Amid the geopolitical chaos, the global M2 money supply has surged to all-time highs, stoking concerns about inflation and potential currency devaluation. M2, which includes cash, checking deposits, savings accounts, and other near-money assets, serves as a key gauge of global liquidity.

Crypto analyst Collins recently noted on X, “Global M2 has remained at an ATH for 3 days in a row. This is a fantastic sign for what it signals will be coming into risk assets in ~108 days.” Historically, large-scale monetary expansion has triggered a flight toward assets like Bitcoin, often seen as hedges against inflation. Collins added, “Global M2 (with a 108-day offset) doesn’t show a blast-off for another ~2 1/2 weeks, and actually shows a slow bleed into next week until around April 16th or 17th.”

Institutional Movements

As inflation concerns intensify, institutional interest in Bitcoin remains cautious. According to data from SoSoValue, 12 spot Bitcoin ETFs experienced $713.3 million in outflows, more than triple the $172.7 million withdrawn the previous week. From April 7 to 11, every single day saw net outflows, continuing a trend that began on April 3.

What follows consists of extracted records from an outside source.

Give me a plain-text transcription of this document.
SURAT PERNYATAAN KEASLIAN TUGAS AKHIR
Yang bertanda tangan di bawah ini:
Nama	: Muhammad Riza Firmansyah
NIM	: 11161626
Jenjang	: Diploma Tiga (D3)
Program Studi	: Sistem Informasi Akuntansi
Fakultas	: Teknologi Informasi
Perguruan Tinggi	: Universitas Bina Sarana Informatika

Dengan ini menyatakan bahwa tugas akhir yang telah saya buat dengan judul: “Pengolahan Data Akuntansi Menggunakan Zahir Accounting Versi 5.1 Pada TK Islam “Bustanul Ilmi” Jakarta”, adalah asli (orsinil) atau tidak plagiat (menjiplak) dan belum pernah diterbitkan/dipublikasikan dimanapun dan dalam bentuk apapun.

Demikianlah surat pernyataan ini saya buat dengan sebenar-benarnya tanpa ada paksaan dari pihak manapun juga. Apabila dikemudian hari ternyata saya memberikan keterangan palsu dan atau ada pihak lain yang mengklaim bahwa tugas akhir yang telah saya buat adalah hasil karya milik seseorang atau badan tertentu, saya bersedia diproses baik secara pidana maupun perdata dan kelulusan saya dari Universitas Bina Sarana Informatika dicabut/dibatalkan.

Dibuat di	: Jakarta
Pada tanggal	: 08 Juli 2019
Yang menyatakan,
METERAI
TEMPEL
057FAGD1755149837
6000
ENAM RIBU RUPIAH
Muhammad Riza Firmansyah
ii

On Friday, only two ETFs showed notable activity: the ARK 21Shares Bitcoin ETF (ARKB) reversed course with $11.28 million in inflows, ending a six-day streak of outflows, while the Bitwise Bitcoin ETF (BITB) recorded a $12.31 million loss.

Still, the overall outlook isn’t entirely bearish. The U.S. government will be establishing a Strategic Bitcoin Reserve, funded by forfeited BTC assets from the Treasury. In the meantime, corporate players like Tesla, Metaplanet, and MicroStrategy continue to contribute to their Bitcoin treasury reserves.

Technical Indicators and Predictions

Bitcoin’s price action remains range-bound, currently trading between $83,000 and $85,000. Resistance caps upside momentum, while support is still strong, at least temporarily. Market sentiment is split: some expect a forthcoming rally, others a correction in the face of general financial uncertainty. The Fear & Greed Index currently sits at 31, indicating a state of “Fear” among investors.

Conversely, data from coinglass indicate that open interest has dropped by 1.87%, to $56.87 billion. Open interest in options has also shown a modest growth of 1.16%, which is at $29.59 billion. This shows continued, albeit slowing, growth in the options market.

Crypto analyst Ali Martinez believes that BTC is in the making of a rising wedge, which could be the precursor to retesting the $79,000 support level. According to Coincodex, the price of Bitcoin will increase by 36.66% and will reach $115,721 in May. All these predictions are based on a mix of variables, including regulatory news, institutional adoption, and macroeconomic fundamentals.